Lending and mortgage origination practices become "predatory" when the borrower is led into a transaction that is not what they expected. Predatory lending practices may involve lenders, mortgage brokers, real estate brokers, attorneys, and home improvement contractors.

Why do banks not like credit unions? ›

For decades, bankers have objected to the tax breaks and sponsor subsidies enjoyed by credit unions and not available to banks. Because such challenges haven't slowed down the growth of credit unions, banks continue to look for other reasons to allege unfair competition.

What happens to credit unions when banks collapse? ›

If your money is at a credit union, it is similarly protected by the NCUA, with the same limits. This can provide peace of mind, no matter what type of institution you prefer for your money.
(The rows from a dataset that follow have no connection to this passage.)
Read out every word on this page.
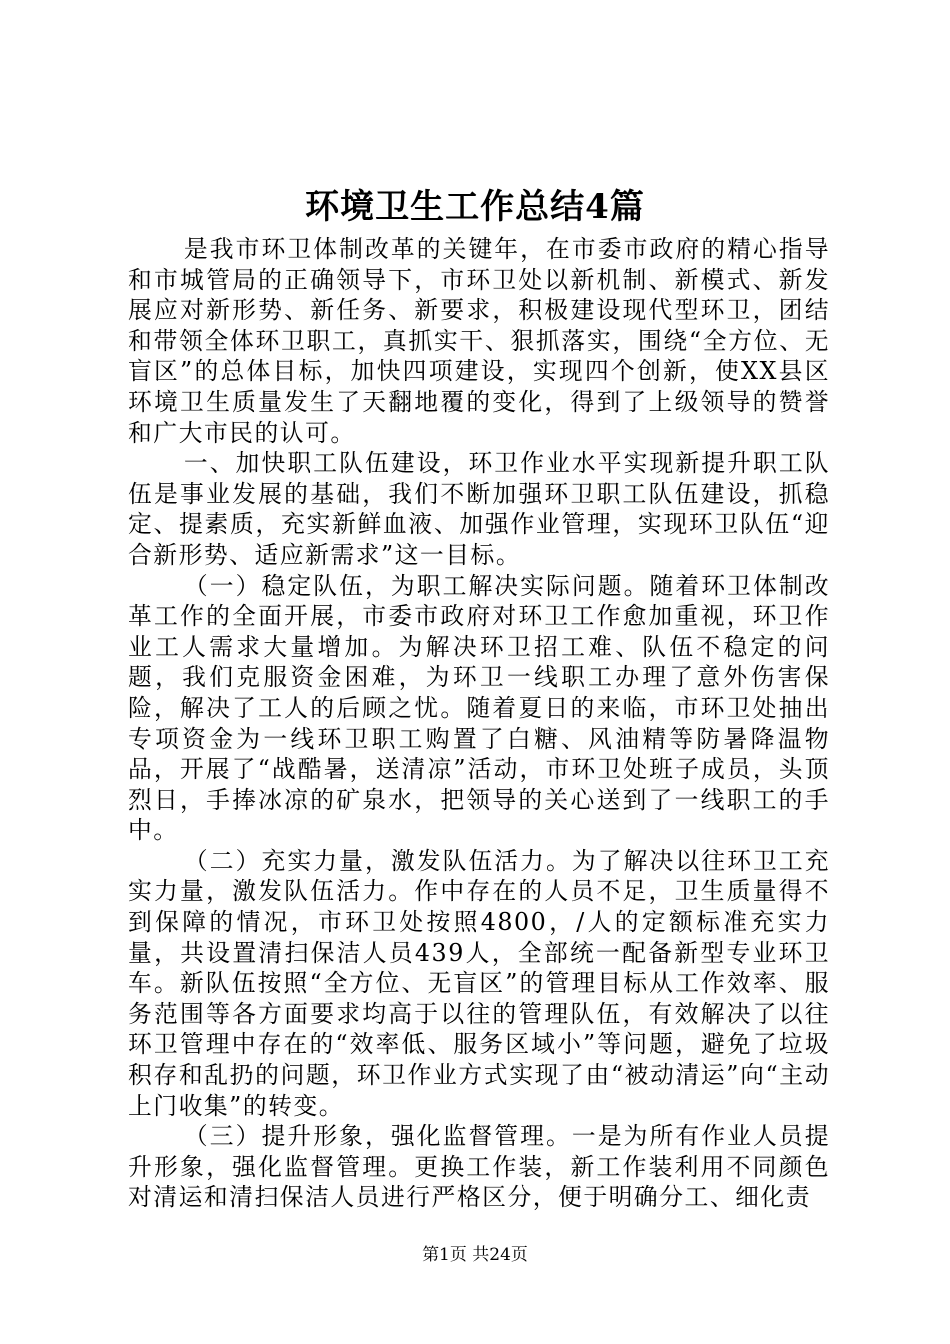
环境卫生工作总结4篇

是我市环卫体制改革的关键年，在市委市政府的精心指导和市城管局的正确领导下，市环卫处以新机制、新模式、新发展应对新形势、新任务、新要求，积极建设现代型环卫，团结和带领全体环卫职工，真抓实干、狠抓落实，围绕“全方位、无盲区”的总体目标，加快四项建设，实现四个创新，使XX县区环境卫生质量发生了天翻地覆的变化，得到了上级领导的赞誉和广大市民的认可。

一、加快职工队伍建设，环卫作业水平实现新提升职工队伍是事业发展的基础，我们不断加强环卫职工队伍建设，抓稳定、提素质，充实新鲜血液、加强作业管理，实现环卫队伍“迎合新形势、适应新需求”这一目标。

（一）稳定队伍，为职工解决实际问题。随着环卫体制改革工作的全面开展，市委市政府对环卫工作愈加重视，环卫作业工人需求大量增加。为解决环卫招工难、队伍不稳定的问题，我们克服资金困难，为环卫一线职工办理了意外伤害保险，解决了工人的后顾之忧。随着夏日的来临，市环卫处抽出专项资金为一线环卫职工购置了白糖、风油精等防暑降温物品，开展了“战酷暑，送清凉”活动，市环卫处班子成员，头顶烈日，手捧冰凉的矿泉水，把领导的关心送到了一线职工的手中。

（二）充实力量，激发队伍活力。为了解决以往环卫工充实力量，激发队伍活力。作中存在的人员不足，卫生质量得不到保障的情况，市环卫处按照4800，/人的定额标准充实力量，共设置清扫保洁人员439人，全部统一配备新型专业环卫车。新队伍按照“全方位、无盲区”的管理目标从工作效率、服务范围等各方面要求均高于以往的管理队伍，有效解决了以往环卫管理中存在的“效率低、服务区域小”等问题，避免了垃圾积存和乱扔的问题，环卫作业方式实现了由“被动清运”向“主动上门收集”的转变。

（三）提升形象，强化监督管理。一是为所有作业人员提升形象，强化监督管理。更换工作装，新工作装利用不同颜色对清运和清扫保洁人员进行严格区分，便于明确分工、细化责

第1页 共24页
What happens if a credit union fails? ›

If a credit union is placed into liquidation, the NCUA's Asset Management and Assistance Center (AMAC) will oversee the liquidation and set up an asset management estate (AME) to manage assets, settle members' insurance claims, and attempt to recover value from the closed credit union's assets.

What are two advantages of using a commercial bank over a credit union? ›

Advantages of Banks Over Credit Unions

More financial products and services: Banks offer a variety of products and services, while credit unions tend to stick with a few core offerings, such as deposit accounts, credit cards and loans.

Which of the following are advantages that credit unions have over banks? ›

The advantages of credit union loans over bank loans include lower interest rates, more flexible lending criteria, and personalized service. Credit unions are not-for-profit organizations and can offer lower interest rates on loans compared to traditional banks.